The decision maker scored each laptop and assigned weights to each criterion as shown in the next table. Note that the decision maker used linear interpolation to determine intermediate scores. For instance, with regards to the criterion price, the decision maker rated a laptop with a price halfway the least and most expensive laptops at 50. The decision maker did the same for the criterion storage capacity.

Weighting

Laptop A

Laptop B

Laptop C

Laptop D

Price

0.5

50

50

0

100

Screen size

0.2

100

0

100

100

Storage capacity

0.15

100

50

0

50

Processor speed

0.15

100

0

0

100

Looking at the scores and weights it is expected that laptop D will have the highest overall preference rating and laptop C the lowest. Laptop D scores highest on all but one criterion with a relatively low weight attached to it. Contrary, laptop C scores lowest on all but one criterion with a low weight attached to it. Laptop A is expected to be a close second because it also scores highest on all but one criterion with a relative high weight attached to it.

Recall that the scores and weights are subjective and will differ for each person. Consider the scores and weights of another person as shown in the next table. Here the decision maker rated laptops with regards to the criterion price differently and also uses a different weight distribution. In this example the decision maker is more lenient with regards to price and rates laptops with a price halfway the extremes at 75. The decision maker also considers it a less important criterion and attaches most weight to the criterion processor speed.

Weighting

Laptop A

Laptop B

Laptop C

Laptop D

Price

0.3

75

75

0

100

Screen size

0.2

100

0

100

100

Storage capacity

0.4

100

50

0

50

Processor speed

0.1

100

0

0

100

Looking at the scores and weights it is expected that laptop A will have the highest overall preference rating and laptop C the lowest. Laptop A scores highest on all but one criterion with a relatively low weight attached to it. Contrary, laptop C scores lowest on all but one criterion with a low weight attached to it. Laptop D is expected to be a close second because it also scores highest on all but one criterion with a relative high weight attached to it.
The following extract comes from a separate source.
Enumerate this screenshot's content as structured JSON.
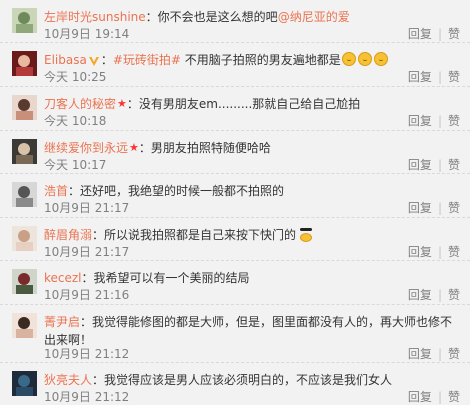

Group decision making problems#

Consider that two decision makers will jointly buy one laptop. We use the information gatherered previously to construct a decision table and assume that the first decision maker is only interested in the laptop’s price and screen size while the other decision maker is only interested in the storage capacity and processor speed. Assuming both stakeholders have the same decision maker power we can construct the following table:

Weighting

Criteria

Weighting

Laptop A

Laptop B

Laptop C

Laptop D

Decision maker A

0.5

Price

0.3

75

75

0

100

Screen size

0.2

100

0

100

100

Decision maker B

0.5

Storage capacity

0.4

100

50

0

50

Processor speed

0.1

100

0

0

100

In this way we can also solve group decision making problems. The amount of weight for each stakeholder now represents their power. Determining the weight distribution needs to be approached with great care.


1

Dyme, C. (2013). Engineering design: A Project-Based Introduction, Wiley.

2

Stevens, S. S. (7 June 1946). “On the Theory of Scales of Measurement”. Science. 103 (2684): 677–680.

3

Barzilai, J. (2022). Pure Economics, FriesenPress.